Before the event, read the fine print. Do you maintain rights to your work? Also, be aware that without signed non-disclosure agreements, you may be letting other participants learn about your projects — even if you want your ideas kept private.

In addition to your computer and app content materials, bring plenty of paper, pens and business cards. A hack-a-thon is not the time to be shy. After checking in, there is usually a welcome and introduction by the organizer and sponsors. Then, attendees are encouraged to approach the microphone and, in a minute or two, introduce themselves and their projects and explain what type of team they're looking for. After the introductions, sponsors answer questions about their product application program interfaces. Then, attendees circulate and start forming groups. This is your chance to assemble your team of experts, too.

Roles of a Hack-a-thon Team

Some teams and coders already have ideas and products that they want to develop on their own. Others are looking to join another team, or create a brand new team. The two main roles on a hack-a-thon team are the content experts and the coders. Here is what each member is responsible for:

  • Content Expert
    On a nutrition app, this is the registered dietitian nutritionist or other health expert. The team is depending on your nutrition expertise. You might even be on two or more teams at the hack-a-thon. Health experts are not expected to code, but may be asked to work with software that generates HTML code that can be easily shared with the programmer for the app.
  • The Programmer
    This individual typically needs to be able to incorporate one or more sponsor APIs into the app to meet contest requirements.
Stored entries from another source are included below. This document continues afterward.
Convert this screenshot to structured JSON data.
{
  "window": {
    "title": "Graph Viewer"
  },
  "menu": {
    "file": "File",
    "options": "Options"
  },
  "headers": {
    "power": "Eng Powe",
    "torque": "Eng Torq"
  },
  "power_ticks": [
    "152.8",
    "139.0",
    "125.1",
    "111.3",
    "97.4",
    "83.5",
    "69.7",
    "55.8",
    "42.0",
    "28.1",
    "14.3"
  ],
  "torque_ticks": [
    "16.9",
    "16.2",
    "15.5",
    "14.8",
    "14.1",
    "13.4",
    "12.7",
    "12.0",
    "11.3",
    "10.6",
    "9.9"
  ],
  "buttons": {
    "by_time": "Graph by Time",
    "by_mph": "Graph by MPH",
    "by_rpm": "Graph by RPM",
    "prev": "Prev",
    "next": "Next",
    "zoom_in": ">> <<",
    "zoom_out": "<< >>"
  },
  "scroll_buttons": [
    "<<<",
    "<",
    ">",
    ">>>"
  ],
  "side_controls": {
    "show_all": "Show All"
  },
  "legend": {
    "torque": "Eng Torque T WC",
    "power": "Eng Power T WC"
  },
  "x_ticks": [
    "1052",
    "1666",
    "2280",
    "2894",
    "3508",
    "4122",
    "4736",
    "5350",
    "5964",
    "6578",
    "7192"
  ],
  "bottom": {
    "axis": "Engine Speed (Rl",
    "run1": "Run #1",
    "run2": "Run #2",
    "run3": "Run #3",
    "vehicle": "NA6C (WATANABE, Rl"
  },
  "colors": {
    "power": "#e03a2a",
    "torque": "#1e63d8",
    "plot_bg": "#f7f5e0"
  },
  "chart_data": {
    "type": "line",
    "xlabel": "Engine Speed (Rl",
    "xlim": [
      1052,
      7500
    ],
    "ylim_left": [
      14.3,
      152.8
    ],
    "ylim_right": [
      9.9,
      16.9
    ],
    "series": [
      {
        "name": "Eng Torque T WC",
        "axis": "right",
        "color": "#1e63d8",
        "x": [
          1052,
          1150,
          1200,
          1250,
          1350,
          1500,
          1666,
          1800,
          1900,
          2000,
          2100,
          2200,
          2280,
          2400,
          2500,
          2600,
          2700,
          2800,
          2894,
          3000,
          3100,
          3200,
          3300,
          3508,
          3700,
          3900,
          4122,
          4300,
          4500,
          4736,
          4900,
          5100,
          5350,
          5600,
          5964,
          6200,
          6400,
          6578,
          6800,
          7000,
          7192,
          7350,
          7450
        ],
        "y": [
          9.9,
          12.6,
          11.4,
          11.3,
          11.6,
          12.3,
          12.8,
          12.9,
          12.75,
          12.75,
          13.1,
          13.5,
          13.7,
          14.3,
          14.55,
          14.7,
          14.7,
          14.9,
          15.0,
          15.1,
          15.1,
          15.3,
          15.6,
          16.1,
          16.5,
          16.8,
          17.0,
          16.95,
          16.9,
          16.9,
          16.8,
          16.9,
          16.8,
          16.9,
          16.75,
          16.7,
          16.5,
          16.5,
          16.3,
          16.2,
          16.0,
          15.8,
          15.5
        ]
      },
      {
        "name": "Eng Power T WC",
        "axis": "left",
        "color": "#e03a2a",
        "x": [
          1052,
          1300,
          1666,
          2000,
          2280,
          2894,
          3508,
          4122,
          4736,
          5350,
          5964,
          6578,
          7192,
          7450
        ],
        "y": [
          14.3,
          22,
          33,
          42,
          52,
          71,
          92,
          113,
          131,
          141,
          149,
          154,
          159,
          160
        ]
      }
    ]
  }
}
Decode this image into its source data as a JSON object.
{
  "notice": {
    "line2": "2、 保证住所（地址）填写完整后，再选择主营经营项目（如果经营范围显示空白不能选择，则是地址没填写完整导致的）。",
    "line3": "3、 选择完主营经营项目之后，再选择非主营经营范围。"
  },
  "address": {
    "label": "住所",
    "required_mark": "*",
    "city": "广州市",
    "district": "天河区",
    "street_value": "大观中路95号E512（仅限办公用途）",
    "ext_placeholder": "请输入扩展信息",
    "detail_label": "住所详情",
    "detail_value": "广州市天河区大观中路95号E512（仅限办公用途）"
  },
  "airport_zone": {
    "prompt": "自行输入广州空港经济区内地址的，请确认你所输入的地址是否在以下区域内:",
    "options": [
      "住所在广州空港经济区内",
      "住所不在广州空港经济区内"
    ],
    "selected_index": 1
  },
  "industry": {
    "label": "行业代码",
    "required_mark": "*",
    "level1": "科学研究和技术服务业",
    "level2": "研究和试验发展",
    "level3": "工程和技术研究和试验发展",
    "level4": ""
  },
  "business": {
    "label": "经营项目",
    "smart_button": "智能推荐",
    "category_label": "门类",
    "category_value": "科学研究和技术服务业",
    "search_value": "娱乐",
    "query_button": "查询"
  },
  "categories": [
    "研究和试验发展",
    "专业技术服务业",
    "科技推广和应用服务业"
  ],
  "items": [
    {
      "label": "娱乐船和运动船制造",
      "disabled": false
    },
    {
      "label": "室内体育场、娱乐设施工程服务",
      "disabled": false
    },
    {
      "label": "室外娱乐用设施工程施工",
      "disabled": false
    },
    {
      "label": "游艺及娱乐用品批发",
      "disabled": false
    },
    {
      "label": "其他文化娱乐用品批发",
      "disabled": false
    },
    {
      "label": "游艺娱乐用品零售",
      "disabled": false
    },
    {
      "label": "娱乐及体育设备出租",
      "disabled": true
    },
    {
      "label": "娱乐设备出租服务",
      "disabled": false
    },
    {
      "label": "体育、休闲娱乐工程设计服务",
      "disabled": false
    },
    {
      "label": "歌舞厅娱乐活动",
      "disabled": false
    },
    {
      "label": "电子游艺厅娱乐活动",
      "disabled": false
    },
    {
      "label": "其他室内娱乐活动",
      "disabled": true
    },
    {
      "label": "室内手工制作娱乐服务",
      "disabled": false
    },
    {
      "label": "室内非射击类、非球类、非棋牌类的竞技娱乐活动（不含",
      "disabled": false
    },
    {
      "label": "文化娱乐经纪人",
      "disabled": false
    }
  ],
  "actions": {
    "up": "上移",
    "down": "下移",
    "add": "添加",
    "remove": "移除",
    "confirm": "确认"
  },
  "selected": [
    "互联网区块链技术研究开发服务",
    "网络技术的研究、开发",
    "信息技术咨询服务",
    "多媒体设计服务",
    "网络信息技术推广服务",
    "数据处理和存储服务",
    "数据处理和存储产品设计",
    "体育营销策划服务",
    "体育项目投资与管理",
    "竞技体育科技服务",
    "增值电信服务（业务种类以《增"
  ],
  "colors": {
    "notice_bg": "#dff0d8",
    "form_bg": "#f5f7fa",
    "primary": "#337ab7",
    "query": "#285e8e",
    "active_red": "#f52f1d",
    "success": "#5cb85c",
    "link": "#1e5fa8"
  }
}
After your team is assembled you'll have anywhere from one to three days to complete your project. Then, you'll be judged based on specific criteria established by the event sponsors.

Be aware of the established deadline. Don't forget to reserve plenty of time to prepare a demo and slide presentation of your work. Assign team members to present on their expertise and answer questions from the judging panel.

Competition can be stiff, but even if you don’t take home top honors or prize money, you will be rewarded with meeting wonderful, talented, helpful, interesting people, with the chance of continuing your collaboration to perfect your project. Hack-a-thons are fun, win-win activities that can start you on a new business path.


Catherine Frederico, MS, RDN, LDN, is a noted author, speaker and health app developer specializing in nutrition technology. She is chair of the Academy of Nutrition and Dietetics' Consumer Health Informatics Work Group for the Nutrition Informatics Committee.